With the pandemic continuing to challenge different economic sectors across the Middle East region, the latest edition of the PwC’s Middle East Economy Watch report points to signs of building momentum in the recovery despite a third COVID-19 wave this spring.
After 2020’s rapid recession, the region is recovering relatively well, the report released on Wednesday said.
‘The region witnessed another wave of COVID-19 this spring. Nevertheless, there were signs of solid economic recoveries underway during this period. Saudi Arabia is the first economy to release data showing a very strong rebound in non-oil GDP. Also, other indicators have shown a recovery in consumption across the region,’ the report said.
PwC forecasts for the region expect a return to pre-COVID levels of economic output around the middle of 2022 and some Gulf countries, such as Iraq and UAE, will not get there until 2023.
Some vulnerable sectors such as tourism and aviation suffered severely in the region due to the lockdown measures.

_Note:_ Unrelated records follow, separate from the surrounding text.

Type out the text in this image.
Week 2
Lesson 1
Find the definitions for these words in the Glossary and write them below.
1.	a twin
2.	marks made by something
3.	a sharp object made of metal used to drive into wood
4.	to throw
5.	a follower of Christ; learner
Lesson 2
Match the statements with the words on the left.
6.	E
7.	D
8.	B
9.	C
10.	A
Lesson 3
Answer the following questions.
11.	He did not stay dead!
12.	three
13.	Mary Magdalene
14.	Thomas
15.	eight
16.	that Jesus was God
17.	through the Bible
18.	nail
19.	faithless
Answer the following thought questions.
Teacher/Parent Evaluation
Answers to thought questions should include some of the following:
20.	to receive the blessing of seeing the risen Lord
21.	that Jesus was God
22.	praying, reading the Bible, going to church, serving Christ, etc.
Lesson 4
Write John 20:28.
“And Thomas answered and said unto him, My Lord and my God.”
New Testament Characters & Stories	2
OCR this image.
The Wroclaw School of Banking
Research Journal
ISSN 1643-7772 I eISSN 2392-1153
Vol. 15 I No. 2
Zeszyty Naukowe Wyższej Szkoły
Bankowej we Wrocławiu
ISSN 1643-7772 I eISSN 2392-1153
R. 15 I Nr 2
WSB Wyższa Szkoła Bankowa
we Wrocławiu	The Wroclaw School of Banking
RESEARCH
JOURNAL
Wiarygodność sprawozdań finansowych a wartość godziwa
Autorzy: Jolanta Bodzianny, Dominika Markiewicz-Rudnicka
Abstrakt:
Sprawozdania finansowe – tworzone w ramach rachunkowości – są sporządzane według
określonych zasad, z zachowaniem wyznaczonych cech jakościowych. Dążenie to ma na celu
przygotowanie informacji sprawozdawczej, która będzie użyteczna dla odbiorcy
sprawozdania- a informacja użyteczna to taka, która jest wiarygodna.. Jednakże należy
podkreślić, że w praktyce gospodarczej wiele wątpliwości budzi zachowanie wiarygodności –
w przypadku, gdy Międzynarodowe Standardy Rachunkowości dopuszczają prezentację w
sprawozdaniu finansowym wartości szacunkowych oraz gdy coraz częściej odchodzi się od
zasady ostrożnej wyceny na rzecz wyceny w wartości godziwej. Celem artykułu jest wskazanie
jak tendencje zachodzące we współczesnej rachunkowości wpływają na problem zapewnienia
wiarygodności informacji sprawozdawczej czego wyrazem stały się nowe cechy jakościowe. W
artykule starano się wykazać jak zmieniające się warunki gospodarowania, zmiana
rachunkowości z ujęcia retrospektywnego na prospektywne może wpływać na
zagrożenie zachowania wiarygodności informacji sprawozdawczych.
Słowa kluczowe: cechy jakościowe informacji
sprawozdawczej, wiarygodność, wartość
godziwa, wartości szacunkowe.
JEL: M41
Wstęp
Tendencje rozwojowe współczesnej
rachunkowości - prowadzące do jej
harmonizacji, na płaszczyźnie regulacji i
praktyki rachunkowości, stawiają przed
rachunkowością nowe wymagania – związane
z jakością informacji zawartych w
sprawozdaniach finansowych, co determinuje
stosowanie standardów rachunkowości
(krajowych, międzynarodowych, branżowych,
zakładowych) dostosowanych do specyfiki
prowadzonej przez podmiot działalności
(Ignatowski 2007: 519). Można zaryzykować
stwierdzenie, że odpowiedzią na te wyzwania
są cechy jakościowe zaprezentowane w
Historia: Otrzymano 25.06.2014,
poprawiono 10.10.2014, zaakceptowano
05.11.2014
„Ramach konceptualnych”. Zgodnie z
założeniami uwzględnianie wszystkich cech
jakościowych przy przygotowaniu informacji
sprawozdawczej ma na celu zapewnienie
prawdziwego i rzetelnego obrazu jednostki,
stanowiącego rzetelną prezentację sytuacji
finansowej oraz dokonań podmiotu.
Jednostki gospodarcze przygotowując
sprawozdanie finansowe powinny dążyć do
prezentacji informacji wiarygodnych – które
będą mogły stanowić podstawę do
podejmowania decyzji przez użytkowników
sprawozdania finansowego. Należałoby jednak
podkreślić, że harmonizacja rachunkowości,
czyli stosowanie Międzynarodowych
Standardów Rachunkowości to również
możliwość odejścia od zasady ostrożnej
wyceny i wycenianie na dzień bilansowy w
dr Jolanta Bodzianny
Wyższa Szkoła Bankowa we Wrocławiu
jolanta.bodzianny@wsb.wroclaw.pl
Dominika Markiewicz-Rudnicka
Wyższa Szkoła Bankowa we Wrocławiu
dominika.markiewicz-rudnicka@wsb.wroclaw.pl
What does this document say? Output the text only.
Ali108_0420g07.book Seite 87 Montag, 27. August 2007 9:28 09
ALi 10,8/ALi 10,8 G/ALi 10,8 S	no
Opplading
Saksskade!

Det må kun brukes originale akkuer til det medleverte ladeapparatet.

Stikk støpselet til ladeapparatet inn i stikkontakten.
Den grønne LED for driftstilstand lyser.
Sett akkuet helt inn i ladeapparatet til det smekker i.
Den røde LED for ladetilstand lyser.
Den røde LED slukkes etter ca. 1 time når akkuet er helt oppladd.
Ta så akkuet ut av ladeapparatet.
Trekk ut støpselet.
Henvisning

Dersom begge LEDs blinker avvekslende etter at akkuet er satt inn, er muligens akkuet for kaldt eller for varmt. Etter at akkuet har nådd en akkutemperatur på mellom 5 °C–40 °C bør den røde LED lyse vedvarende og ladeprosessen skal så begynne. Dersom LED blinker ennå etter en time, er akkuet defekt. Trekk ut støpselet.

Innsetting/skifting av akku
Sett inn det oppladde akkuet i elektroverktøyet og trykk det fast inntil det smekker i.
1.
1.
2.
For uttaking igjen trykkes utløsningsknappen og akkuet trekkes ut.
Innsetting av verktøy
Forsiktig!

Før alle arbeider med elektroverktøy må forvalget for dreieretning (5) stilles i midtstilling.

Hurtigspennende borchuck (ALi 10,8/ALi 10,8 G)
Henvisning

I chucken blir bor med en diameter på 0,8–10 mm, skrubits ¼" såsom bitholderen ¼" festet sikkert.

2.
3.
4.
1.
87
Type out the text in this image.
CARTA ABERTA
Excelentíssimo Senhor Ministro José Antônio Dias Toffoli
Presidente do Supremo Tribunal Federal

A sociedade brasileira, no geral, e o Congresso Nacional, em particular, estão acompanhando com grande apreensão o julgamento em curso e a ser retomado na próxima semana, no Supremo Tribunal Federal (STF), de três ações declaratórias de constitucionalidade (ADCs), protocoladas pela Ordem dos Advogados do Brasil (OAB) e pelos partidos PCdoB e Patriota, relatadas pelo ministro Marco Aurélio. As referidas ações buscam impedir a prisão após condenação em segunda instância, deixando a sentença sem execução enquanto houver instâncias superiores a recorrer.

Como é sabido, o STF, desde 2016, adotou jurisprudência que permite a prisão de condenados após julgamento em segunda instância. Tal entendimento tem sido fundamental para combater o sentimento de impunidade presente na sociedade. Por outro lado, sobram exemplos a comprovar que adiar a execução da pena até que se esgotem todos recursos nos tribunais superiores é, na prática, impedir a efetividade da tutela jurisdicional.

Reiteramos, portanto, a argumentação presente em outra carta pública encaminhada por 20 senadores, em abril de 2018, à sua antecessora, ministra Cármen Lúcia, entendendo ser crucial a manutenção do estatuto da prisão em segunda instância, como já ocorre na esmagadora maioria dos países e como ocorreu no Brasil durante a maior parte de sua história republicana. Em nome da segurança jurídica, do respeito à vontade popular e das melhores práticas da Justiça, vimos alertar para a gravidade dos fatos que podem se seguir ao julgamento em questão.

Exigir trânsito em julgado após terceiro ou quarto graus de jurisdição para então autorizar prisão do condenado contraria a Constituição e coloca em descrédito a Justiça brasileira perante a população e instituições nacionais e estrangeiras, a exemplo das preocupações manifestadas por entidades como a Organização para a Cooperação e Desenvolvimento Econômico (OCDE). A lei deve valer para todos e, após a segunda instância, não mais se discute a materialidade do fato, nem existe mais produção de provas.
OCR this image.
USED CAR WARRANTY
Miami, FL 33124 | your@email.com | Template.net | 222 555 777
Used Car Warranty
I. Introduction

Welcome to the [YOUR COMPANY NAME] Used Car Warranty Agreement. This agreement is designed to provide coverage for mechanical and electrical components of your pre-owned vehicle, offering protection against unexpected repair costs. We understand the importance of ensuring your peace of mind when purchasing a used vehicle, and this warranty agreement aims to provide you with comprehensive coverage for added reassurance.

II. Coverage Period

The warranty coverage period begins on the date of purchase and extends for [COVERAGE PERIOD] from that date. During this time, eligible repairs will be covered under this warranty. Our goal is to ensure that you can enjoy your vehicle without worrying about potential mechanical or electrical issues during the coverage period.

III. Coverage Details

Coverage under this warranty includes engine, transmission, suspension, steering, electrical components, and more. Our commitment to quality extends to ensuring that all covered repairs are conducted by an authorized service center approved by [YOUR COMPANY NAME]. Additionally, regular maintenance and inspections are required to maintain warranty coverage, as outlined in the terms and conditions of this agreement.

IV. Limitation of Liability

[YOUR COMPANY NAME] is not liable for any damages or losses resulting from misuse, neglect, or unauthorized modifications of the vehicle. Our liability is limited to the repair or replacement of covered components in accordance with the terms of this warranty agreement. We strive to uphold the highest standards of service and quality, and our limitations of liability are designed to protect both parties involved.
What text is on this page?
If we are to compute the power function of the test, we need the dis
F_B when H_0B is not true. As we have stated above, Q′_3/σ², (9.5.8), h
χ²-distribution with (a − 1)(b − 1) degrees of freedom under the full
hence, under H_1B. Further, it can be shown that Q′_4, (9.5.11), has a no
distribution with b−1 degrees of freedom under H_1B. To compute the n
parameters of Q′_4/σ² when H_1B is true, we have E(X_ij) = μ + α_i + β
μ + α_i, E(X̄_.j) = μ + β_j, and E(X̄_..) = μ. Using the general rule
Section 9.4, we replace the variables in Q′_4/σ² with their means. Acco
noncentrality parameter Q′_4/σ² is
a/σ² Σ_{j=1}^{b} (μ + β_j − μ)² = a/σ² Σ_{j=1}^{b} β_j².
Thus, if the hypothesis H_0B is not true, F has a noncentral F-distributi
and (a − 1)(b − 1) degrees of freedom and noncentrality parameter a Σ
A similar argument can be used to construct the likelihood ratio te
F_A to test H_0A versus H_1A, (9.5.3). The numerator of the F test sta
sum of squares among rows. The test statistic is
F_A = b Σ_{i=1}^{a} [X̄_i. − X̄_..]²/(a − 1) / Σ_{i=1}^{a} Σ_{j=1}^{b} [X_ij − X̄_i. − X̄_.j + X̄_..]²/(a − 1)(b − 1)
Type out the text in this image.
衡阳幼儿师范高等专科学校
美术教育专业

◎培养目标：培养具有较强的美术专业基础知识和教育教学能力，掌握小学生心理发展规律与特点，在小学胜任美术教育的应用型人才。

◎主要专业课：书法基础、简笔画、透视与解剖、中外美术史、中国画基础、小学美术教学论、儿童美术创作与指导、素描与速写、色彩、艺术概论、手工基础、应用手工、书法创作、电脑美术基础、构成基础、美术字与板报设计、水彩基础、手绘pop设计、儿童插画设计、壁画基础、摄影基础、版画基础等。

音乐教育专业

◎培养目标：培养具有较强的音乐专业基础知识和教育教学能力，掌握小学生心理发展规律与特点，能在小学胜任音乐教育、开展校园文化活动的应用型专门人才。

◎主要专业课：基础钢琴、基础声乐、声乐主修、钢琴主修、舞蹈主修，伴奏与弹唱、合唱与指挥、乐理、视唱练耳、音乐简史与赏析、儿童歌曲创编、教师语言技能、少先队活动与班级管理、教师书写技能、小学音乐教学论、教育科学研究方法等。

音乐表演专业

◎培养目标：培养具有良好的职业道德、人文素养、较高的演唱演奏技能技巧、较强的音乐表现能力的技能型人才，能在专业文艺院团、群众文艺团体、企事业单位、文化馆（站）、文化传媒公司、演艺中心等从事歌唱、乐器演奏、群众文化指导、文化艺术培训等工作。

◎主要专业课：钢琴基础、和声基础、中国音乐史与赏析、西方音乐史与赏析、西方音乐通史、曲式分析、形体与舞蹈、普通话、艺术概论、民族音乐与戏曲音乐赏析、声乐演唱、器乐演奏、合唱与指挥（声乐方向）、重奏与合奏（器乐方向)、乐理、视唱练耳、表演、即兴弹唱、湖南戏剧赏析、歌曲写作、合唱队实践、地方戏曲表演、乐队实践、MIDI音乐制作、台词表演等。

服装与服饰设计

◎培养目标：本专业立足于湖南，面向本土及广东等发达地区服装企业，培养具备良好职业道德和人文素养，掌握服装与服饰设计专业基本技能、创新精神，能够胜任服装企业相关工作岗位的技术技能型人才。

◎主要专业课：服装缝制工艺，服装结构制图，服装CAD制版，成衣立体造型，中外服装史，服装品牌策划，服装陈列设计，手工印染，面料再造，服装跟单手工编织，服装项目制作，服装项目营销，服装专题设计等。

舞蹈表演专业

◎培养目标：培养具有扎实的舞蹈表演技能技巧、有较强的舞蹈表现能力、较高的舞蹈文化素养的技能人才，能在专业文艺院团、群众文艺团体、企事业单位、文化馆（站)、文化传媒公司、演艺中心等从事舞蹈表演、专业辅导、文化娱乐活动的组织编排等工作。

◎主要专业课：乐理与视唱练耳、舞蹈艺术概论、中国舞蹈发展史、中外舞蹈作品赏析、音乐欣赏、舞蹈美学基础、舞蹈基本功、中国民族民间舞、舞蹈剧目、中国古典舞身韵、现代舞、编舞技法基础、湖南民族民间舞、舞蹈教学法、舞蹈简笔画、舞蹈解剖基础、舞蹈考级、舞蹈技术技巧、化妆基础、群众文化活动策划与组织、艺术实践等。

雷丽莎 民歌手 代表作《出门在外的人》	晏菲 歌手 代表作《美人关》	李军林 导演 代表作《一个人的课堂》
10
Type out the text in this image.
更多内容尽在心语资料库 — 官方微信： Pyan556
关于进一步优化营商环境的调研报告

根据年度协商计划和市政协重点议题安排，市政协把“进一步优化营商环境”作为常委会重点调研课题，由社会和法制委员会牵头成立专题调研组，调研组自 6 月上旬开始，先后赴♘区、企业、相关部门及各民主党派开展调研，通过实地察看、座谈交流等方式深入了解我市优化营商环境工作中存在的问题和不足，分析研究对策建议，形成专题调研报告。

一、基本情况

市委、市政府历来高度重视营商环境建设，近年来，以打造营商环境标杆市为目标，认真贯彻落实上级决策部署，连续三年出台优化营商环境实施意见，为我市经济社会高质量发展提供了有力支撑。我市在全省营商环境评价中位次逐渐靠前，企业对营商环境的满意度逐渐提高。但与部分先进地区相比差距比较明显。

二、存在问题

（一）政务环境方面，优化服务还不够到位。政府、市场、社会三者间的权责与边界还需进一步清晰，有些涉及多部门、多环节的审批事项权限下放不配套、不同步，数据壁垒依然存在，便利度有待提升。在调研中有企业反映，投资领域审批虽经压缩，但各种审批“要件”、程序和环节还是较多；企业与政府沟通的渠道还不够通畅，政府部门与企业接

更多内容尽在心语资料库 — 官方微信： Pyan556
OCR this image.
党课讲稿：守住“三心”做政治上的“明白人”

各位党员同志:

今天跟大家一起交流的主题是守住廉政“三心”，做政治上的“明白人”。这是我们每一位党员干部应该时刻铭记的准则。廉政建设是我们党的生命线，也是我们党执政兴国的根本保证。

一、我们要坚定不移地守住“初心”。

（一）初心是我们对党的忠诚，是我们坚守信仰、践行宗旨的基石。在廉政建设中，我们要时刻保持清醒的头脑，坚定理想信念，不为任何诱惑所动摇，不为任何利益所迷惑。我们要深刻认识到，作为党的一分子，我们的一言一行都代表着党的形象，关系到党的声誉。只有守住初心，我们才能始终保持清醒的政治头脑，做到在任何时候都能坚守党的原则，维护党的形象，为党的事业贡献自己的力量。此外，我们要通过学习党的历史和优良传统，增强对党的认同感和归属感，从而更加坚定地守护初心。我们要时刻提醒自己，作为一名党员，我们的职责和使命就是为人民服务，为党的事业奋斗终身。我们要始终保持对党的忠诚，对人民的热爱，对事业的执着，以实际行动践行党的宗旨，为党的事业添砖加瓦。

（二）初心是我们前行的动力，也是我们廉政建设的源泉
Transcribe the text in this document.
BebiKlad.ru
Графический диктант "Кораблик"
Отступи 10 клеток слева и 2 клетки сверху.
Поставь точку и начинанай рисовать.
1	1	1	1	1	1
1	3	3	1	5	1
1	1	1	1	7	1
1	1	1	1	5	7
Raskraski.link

Aside from tourism, GCC countries, particularly the UAE and Qatar, were significantly affected by the collapse in global aviation.
Richard Boxshall, partner and chief economist at PwC Middle East, said, “It’s been over a year since the start of the pandemic, and the ‘return to normal’ always seems to be just a few months away, but keeps receding. However, leading economic indicators now provide a good reason to think that the destination will soon be reached.”
He said, “Saudi Arabian residents are now shopping more frequently than in February 2020. Also, real estate prices in Dubai are seeing the most sustained increases since 2014 which is considered one of the benchmarks of regional confidence. And the purchasing managers indices, reflecting private sector activity, in the GCC have all signalled expansion this year.”
The PwC report said that the potential reforms to global corporate tax policy may present new challenges for the GCC.
‘While the GCC is still recovering from the pandemic contractions, the region might face other challenges in the future due reform in global corporate tax policy. This could have implications on the GCC countries, which have among the lowest corporate tax rates globally,’ PwC said.
Boxshall added, “The impact of new rules on the GCC will depend very much on the details agreed. If they remain limited to the largest multinationals, few changes may be needed. In fact, a limited policy could fit with efforts to boost non-oil revenue in the region.”